Al especificar una campana extractora para una cocina residencial o comercial ligera, los compradores se centran en el caudal de aire, el ancho y el precio. Casi nadie hace la pregunta correcta primero: "¿Se trata de un sistema de conductos o de recirculación?" Esa única decisión determina si el caudal de aire (CFM) nominal llega realmente a la placa de cocción, o si se evapora en un cálculo que nunca llegas a ver.

La opción del filtro de carbón activado parece atractiva en teoría. Sin conductos. Sin ventilación exterior. Sin instalación profesional. Instalación sencilla. Pero la pérdida de rendimiento es real, cuantificable y se suele subestimar en los materiales de marketing. Esto es lo que la industria no te dirá con claridad.Campana extractora con filtro de carbón.jpg

Cómo funciona la recirculación de filtros de carbón

Una campana extractora con sistema de recirculación aspira el aire de la placa de cocción, lo hace pasar por un filtro de carbón activado para absorber la grasa y los olores, y luego devuelve el aire limpio a la cocina. No requiere ventilación exterior. El filtro de carbón activado —generalmente una almohadilla de lana de carbono— atrapa los compuestos orgánicos volátiles (COV) y las partículas, devolviendo lo que el fabricante describe como aire limpio.

La limitación crítica es la siguiente: el filtro de carbón activado añade resistencia aerodinámica. El motor debe esforzarse más para aspirar aire a través de una densa matriz de carbón. Esta resistencia reduce el flujo de aire efectivo en comparación con una configuración de conducto equivalente. El caudal de aire (CFM) indicado en la caja se mide en la salida del motor, no en la zona de captación de la placa de cocción tras la resistencia del filtro. Esta diferencia no es un detalle menor; es la raíz de la brecha de rendimiento.

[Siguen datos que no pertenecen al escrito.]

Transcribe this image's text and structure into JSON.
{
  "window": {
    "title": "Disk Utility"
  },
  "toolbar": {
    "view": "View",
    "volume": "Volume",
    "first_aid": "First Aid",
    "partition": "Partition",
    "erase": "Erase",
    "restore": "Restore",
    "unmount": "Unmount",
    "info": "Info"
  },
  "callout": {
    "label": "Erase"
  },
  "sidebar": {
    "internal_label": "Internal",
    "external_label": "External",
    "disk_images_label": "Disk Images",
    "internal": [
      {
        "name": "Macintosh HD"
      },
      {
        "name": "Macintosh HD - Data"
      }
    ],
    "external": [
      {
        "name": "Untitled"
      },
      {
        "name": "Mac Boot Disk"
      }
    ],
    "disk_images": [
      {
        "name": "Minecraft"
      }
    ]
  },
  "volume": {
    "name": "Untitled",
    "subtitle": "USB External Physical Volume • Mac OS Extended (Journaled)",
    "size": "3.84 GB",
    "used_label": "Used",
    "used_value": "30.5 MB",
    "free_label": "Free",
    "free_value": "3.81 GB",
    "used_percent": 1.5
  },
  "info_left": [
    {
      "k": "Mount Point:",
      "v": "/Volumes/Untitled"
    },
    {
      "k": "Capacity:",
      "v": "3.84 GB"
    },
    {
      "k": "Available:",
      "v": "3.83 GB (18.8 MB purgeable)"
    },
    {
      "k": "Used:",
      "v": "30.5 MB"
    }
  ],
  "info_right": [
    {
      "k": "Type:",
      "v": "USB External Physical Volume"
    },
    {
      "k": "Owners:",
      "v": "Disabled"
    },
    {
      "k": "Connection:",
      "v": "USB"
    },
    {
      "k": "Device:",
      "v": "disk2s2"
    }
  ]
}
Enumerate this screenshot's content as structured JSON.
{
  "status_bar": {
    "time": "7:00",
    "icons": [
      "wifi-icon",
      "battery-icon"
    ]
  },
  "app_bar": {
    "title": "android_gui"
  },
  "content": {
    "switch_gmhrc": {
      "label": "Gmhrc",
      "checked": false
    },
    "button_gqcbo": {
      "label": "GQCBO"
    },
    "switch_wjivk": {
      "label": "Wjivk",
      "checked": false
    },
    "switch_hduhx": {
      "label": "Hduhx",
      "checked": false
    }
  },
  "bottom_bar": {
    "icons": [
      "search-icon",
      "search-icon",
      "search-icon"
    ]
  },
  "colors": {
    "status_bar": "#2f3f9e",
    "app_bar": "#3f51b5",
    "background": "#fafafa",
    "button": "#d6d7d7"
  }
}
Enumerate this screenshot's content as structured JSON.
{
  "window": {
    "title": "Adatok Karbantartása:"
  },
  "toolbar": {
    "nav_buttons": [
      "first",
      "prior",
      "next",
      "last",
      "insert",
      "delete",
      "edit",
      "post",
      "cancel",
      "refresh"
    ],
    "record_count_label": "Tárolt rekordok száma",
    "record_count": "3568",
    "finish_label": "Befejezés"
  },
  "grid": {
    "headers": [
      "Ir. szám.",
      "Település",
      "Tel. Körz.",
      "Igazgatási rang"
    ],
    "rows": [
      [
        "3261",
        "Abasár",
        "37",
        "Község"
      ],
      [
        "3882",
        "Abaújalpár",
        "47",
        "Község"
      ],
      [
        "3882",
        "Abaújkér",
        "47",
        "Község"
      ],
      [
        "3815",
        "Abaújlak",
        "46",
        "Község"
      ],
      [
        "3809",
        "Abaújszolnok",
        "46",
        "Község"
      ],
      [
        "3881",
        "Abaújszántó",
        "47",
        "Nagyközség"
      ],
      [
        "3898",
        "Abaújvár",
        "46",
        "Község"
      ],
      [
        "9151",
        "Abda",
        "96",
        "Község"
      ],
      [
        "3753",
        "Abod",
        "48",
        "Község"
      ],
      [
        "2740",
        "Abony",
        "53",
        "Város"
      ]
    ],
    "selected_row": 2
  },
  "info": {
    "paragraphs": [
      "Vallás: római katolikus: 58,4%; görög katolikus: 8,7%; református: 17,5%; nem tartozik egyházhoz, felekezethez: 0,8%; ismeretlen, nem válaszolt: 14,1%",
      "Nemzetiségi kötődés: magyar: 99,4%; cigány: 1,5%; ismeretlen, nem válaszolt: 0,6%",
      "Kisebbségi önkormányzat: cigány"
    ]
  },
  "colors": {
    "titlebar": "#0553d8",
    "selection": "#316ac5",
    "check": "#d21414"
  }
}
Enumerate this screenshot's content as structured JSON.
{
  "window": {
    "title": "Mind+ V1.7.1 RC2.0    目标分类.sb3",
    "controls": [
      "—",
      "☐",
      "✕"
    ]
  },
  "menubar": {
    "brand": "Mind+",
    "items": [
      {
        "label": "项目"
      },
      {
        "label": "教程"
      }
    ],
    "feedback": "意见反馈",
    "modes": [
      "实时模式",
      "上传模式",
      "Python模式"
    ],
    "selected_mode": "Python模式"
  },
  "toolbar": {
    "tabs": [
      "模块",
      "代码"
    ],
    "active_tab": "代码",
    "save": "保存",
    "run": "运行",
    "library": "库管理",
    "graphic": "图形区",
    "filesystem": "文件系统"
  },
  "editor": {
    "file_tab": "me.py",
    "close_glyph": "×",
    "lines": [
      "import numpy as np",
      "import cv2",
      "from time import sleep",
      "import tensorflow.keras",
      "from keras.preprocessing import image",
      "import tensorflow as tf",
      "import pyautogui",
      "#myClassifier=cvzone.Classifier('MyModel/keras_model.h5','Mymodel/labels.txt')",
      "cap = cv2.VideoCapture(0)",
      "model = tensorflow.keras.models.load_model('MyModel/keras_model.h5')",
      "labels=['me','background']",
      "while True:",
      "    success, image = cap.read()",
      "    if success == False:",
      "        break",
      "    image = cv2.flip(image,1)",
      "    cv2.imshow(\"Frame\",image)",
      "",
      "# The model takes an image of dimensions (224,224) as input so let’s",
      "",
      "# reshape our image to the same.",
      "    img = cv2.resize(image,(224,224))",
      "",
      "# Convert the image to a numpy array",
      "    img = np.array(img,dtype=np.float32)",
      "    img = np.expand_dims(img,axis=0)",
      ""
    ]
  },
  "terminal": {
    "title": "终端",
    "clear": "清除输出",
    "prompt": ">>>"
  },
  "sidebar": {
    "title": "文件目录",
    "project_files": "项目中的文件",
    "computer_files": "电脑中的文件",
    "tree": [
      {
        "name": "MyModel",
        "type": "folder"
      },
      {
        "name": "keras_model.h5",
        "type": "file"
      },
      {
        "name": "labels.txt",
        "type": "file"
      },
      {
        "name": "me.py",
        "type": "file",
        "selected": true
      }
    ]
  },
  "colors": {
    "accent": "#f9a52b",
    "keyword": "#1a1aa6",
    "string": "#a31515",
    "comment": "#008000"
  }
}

De acuerdo a ASHRAE Según la norma 62.1 (Ventilación para una calidad del aire interior aceptable), los sistemas de extracción de cocinas deben proporcionar un mínimo de 1 CFM por cada 100 BTU de potencia calorífica de la placa de cocción para aparatos de gas. Sin embargo, esta cifra presupone un conducto sin obstrucciones. Si se añade un filtro de carbón activado, el rendimiento real se ve comprometido incluso antes de que se cocine el primer panqueque.

En los cálculos para la normativa residencial, se suele asumir que la salida de aire al exterior es directa y sin obstrucciones. Las campanas de recirculación no cumplen con este requisito. El aire no se expulsa del edificio, sino que se filtra y se recircula. Esta distinción tiene implicaciones normativas que se analizan en detalle más adelante en este artículo.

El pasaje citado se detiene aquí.